Item 5.02 Departure of Directors or Certain Officers; Election of Directors; Appointment of Certain Officers; Compensatory Arrangements of Certain Officers.
On April 7, 2025 (the “Effective Date”), The PNC Financial Services Group, Inc. (the “Corporation”) publicly announced that on April 3, 2025, the Board of Directors of the Corporation (the “Board”) appointed Mark Wiedman as President of the Corporation (the “Appointment”), effective as of the Effective Date.
Mr. Wiedman, age 54, previously served as Senior Managing Director and Head of the Global Client Business at BlackRock, Inc. (“BlackRock”) since January 2023. From 2019 to 2022, Mr. Wiedman served as Head of International and of Corporate Strategy at BlackRock, and as Global Head of iShares and Index Investments from 2011 to 2019. Mr. Wiedman joined BlackRock in 2004 to help start what became the Financial Markets Advisory Group. He later led BlackRock’s emergency assistance to governments and financial institutions during the financial crisis. Mr. Wiedman also led BlackRock's 2008 creation of Penny Mac and served on its board from 2008-2019. Prior to joining BlackRock, he was Senior Advisor to the Under Secretary for Domestic Finance at the U.S. Treasury.
In connection with the Appointment, the Corporation and Mr. Wiedman entered into an offer letter, dated as of the Effective Date (the “Offer Letter”). Pursuant to the Offer Letter, Mr. Wiedman is entitled to an annualized base salary of $700,000 per year and a signing bonus of $1,000,000, to be paid within Mr. Wiedman’s first month of employment. Should Mr. Wiedman voluntarily terminate employment with the Corporation within two years of the Effective Date, he will be obligated to repay the Corporation the full amount of the signing bonus.
Also pursuant to the Offer Letter, at the next grant opportunity following the Effective Date, Mr. Wiedman will receive a one-time award consisting of (i) restricted share units (“RSUs”) with a grant date value of $3,120,000 and (ii) performance share units (“PSUs”) with a grant date value of $2,080,000 (at target) (in each case, rounded up to the nearest whole share). The RSUs will generally vest ratably over three years from the date of grant, subject to Mr. Wiedman’s continued employment on such vesting dates and satisfaction of all underlying risk performance metrics. The PSUs will vest, if at all, in February 2028, subject to Mr. Wiedman’s continued employment on the distribution date and satisfaction of all underlying risk and corporate performance metrics. All grants are subject to the terms and conditions of the Corporation's 2016 Incentive Award Plan as amended or a successor plan that may be adopted by the Corporation (“IAP”) and the underlying award agreement, as applicable. Mr. Wiedman will also be eligible to participate in the IAP for the 2025 performance year in which RSUs and PSUs are granted in the first quarter of the following year, subject to the terms and conditions of the IAP and the underlying award agreements which include standard restrictive covenant provisions intended to protect the Corporation’s business. Mr. Wiedman’s target total annual incentive opportunity for the 2025 performance year is $9,800,000 on a full-year basis (and $7,350,000 on a prorated basis), which is comprised of both annual cash incentives and long-term equity incentives under the IAP. While the split of annual cash and long-term equity incentives may vary from year to year as determined by the Human Resources Committee (the “Committee”) of the Board, assuming a split of 35% annual cash and 65% long-term equity, Mr. Wiedman’s annual target cash incentive opportunity is $2,231,250 and target long-term equity opportunity is $5,118,750, in each case prorated for his service during 2025.

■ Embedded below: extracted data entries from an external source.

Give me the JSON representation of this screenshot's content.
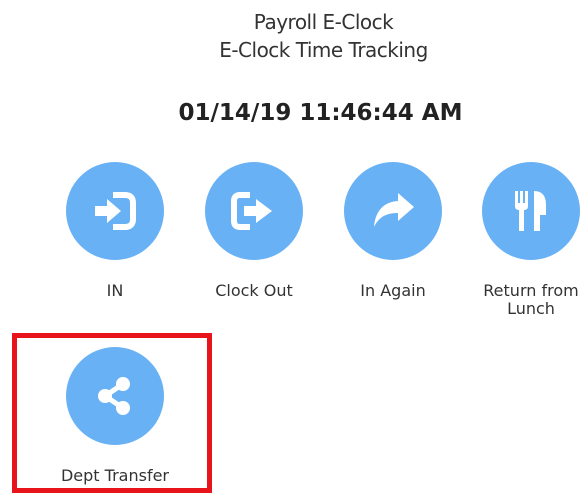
{
  "header": {
    "title": "Payroll E-Clock",
    "subtitle": "E-Clock Time Tracking"
  },
  "clock": {
    "datetime": "01/14/19 11:46:44 AM"
  },
  "actions": [
    {
      "label": "IN",
      "icon": "sign-in-icon"
    },
    {
      "label": "Clock Out",
      "icon": "sign-out-icon"
    },
    {
      "label": "In Again",
      "icon": "share-arrow-icon"
    },
    {
      "label": "Return from Lunch",
      "icon": "fork-knife-icon"
    },
    {
      "label": "Dept Transfer",
      "icon": "share-nodes-icon"
    }
  ],
  "colors": {
    "button": "#68b1f5",
    "highlight": "#e8141c"
  }
}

Pursuant to the Offer Letter, Mr. Wiedman is also eligible (i) to enter into a Change of Control Employment Agreement, consistent with the Corporation’s standard form of Change of Control Employment Agreement that is filed as Exhibit 10.29 to the Corporation’s Annual Report on Form 10-K for the fiscal year ended December 31, 2024 (the “Change of Control Agreement”) and as described on pages 99 and 100 of the Definitive Proxy Statement on Schedule 14A filed by the Corporation with the Securities and Exchange Commission (the “SEC”) on March 12, 2025, and (ii) to participate in the Corporation’s Executive Severance Plan that is filed as Exhibit 10.1 to the Corporation’s Current Report on Form 8-K filed with the SEC on March 27, 2025, and as described therein. Mr. Wiedman will also be eligible for certain relocation assistance benefits as he transitions from the New York City area to the Corporation’s headquarters in Pittsburgh, which may include temporary housing and travel. Any relocation assistance benefits will be subject to the terms of the Corporation’s policies.
Mr. Wiedman has not been involved in any transactions with the Corporation that would require disclosure under Item 404(a) of Regulation S-K. There are no arrangements or understandings between Mr. Wiedman and any other person pursuant to which he was selected as President. There are also no family relationships between Mr. Wiedman and any other director or executive officer of the Corporation.